Question

An ellipse has OB as semi-minor axis. F and F' are its foci and the angle FBF' is a right angle. Then eccentricity of the ellipse is

• A. $\frac{1}{\sqrt{3}}$
• B. $\frac{1}{2}$
• C. $\frac{1}{\sqrt{2}}$
• D. None of these

Answer 1

Answer: (C)

$\frac{1}{\sqrt{2}}$

Answer 2

Let the ellipse be $\frac{x^{2}}{a^{2}} + \frac{y^{2}}{b^{2}} = 1$. Then co-ordinates of F, B & F' are (ae, 0), (0, b) (-ae, 0) respectively.
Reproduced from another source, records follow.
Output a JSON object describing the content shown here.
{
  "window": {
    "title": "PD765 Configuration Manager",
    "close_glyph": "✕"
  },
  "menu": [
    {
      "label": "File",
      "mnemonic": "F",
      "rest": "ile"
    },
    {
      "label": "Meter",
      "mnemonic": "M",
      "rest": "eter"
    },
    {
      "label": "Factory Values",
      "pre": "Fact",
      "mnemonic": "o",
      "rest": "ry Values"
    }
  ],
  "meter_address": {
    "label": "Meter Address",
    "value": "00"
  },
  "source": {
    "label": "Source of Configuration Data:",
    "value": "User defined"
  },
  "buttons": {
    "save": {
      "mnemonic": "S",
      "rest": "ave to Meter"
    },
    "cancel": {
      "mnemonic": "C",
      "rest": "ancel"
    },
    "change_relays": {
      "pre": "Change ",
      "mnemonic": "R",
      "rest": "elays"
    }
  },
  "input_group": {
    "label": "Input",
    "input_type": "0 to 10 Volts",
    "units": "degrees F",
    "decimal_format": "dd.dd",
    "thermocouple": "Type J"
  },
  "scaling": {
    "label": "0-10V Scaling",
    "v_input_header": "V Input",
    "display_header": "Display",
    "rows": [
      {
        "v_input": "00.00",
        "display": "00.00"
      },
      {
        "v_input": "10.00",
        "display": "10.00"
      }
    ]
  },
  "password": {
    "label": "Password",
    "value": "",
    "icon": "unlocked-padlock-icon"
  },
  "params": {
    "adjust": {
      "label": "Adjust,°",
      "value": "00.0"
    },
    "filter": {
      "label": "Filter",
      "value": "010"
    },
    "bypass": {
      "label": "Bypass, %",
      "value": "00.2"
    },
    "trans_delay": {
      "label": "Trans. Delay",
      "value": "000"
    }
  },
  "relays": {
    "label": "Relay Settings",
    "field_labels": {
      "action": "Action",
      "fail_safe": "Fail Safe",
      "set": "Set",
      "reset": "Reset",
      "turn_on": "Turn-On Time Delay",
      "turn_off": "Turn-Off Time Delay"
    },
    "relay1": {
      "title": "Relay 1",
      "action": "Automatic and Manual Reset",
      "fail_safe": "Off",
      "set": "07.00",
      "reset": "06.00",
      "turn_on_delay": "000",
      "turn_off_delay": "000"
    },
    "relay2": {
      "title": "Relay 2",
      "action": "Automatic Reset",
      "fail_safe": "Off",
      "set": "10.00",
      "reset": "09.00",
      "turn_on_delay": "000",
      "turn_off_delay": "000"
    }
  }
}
The slope of BF = $\frac{b - 0}{0 - ae} - = \frac{b}{ae}$

& slope of $BF' = \frac{0 - b}{- ae - 0} = \frac{b}{ae}$

$\because\angle FBF' = 90^{0}$

⇒ Slope of BF x slope of BF' = -1

⇒ $- \frac{b^{2}}{a^{2}e^{2}} = - 1$

⇒ $b^{2} = a^{2}e^{2}$

⇒ $a^{2}\left( 1 - e^{2} \right) = a^{2}e^{2}$

$\therefore e = \frac{1}{\sqrt{2}}$